Rédaction : Fiches Scolaires Mise à jour :
  • Programme de géographie du cycle 4, arrêté du 9 novembre 2015 modifié, version consolidée au BO nº 31 du 30 juillet 2020, classe de cinquième, thème 3 « L'environnement, du local au planétaire », second sous-thème « Prévenir et s'adapter aux risques (industriels, technologiques et sanitaires ou liés au changement climatique) ». La troisième fiche en reproduit la démarche mot pour mot : « Le sous-thème 2 est abordé à partir d'une étude de cas sur un risque industriel et technologique, un risque ou une crise sanitaire ou encore lié au changement climatique. Une sensibilisation au principe de précaution ou de prévention peut compléter la réflexion. » ODD mobilisé nº 9. ATTENTION AU TEXTE DE 2015 : le document d'accompagnement Eduscol de mars 2016 porte un tout autre libellé, d'après le BOEN nº 11 du 26 novembre 2015, et ce n'est plus le programme en vigueur. TOUS LES FAITS SONT RELUS À LEUR SOURCE. L'étude de cas, les heures de la journée du 26 septembre 2019, les trois périmètres de 13, 112 et 215 communes, les dix plans de prévention du risque technologique approuvés en Seine-Maritime entre 2010 et 2018 et le constat sur la « culture du risque » viennent du rapport « Retour d'expérience après l'incendie d'un site industriel à Rouen en septembre 2019 », publié par le ministère de l'Intérieur. Les obligations du document communal d'information sont celles que publie Géorisques, portail du ministère de la Transition écologique ; la loi qui crée les plans de prévention est la loi nº 2003-699 du 30 juillet 2003, relue sur Légifrance ; le déploiement national de l'alerte sur les téléphones est daté par le ministère de l'Intérieur.

Questions fréquentes

Combien de communes un accident industriel concerne-t-il ?

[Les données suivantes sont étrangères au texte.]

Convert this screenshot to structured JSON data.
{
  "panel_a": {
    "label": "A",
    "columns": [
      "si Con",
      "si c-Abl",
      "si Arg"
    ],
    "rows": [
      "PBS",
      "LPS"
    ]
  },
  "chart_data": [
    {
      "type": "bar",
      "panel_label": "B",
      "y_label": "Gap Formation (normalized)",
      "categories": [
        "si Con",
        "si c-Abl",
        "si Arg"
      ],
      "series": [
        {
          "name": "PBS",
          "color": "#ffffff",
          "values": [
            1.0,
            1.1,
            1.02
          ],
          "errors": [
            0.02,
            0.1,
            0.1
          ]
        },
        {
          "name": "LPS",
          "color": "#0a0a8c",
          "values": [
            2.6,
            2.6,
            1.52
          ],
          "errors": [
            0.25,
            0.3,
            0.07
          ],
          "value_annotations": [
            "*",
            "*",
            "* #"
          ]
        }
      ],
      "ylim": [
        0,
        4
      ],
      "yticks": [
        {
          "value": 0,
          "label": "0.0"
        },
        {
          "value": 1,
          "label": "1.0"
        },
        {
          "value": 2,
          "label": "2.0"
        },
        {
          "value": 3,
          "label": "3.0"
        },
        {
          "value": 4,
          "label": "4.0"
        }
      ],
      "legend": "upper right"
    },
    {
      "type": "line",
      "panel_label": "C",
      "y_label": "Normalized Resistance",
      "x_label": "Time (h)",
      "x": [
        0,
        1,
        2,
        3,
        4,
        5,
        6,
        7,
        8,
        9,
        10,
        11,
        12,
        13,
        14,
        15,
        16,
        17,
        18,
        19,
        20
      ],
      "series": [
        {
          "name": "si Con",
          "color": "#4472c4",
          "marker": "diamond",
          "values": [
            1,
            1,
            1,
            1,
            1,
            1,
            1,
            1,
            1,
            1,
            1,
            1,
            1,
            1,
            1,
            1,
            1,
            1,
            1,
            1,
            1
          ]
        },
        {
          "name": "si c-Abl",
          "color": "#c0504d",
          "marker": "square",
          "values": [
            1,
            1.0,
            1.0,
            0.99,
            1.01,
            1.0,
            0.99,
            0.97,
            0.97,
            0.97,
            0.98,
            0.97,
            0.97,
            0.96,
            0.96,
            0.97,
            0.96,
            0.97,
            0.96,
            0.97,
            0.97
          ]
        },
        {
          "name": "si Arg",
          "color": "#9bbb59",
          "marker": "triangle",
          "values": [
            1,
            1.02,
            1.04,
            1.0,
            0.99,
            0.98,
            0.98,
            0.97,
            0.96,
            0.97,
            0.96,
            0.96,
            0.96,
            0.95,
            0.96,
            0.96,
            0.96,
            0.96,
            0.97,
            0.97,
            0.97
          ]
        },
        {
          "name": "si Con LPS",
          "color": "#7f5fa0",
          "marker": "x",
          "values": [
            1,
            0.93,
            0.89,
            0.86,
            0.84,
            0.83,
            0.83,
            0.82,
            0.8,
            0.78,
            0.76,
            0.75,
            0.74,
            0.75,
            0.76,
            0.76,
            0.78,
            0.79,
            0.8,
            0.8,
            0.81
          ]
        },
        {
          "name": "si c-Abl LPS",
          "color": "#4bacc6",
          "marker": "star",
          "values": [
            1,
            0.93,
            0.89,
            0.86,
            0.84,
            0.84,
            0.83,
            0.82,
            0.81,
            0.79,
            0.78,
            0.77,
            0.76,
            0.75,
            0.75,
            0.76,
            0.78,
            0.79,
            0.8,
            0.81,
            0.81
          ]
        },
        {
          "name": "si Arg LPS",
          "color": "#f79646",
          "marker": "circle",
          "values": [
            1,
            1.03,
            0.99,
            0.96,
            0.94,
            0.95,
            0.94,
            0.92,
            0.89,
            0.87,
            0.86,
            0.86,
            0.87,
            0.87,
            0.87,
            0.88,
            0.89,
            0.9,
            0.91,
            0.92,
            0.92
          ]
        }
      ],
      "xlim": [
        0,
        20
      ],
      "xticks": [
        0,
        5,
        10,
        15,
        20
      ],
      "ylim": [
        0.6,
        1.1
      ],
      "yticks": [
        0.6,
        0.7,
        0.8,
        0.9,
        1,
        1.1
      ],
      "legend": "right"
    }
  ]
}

Il n'y a pas un seul nombre. À Rouen en 2019, trois périmètres emboîtés ont été tracés : treize communes pour la fermeture des crèches et des écoles, cent douze pour l'interdiction de vendre les productions agricoles, deux cent quinze — sur cinq départements — pour la surveillance des sols. Chacun protège autre chose.
Qui décide quoi, face à un risque industriel ?
Le préfet approuve le plan qui limite les constructions autour d'une usine dangereuse, et décide des interdictions pendant la crise. Le maire établit le document qui informe les habitants de sa commune. Chaque école, collège et lycée tient son plan de mise en sûreté, exercé chaque année depuis 2010. L'État envoie l'alerte sur les téléphones, depuis le 21 juin 2022.
Qu'est-ce que la « culture du risque » ?
Savoir qu'on vit près d'une installation dangereuse, savoir ce qu'on fera si quelque chose arrive, et l'avoir déjà fait une fois. Elle ne se décrète pas : elle s'entretient par des exercices, des réunions et des interventions dans les écoles. Deux territoires également équipés peuvent ne pas être également préparés.
Ces fiches font-elles double emploi avec les évaluations du même chapitre ?
Non. Les évaluations rangent la crise en jours et comptent les tonnes brûlées ; ces fiches rangent la première journée heure par heure et comptent les communes. Dix formats, tous différents, et chaque fiche porte une leçon en tête que l'évaluation n'a pas.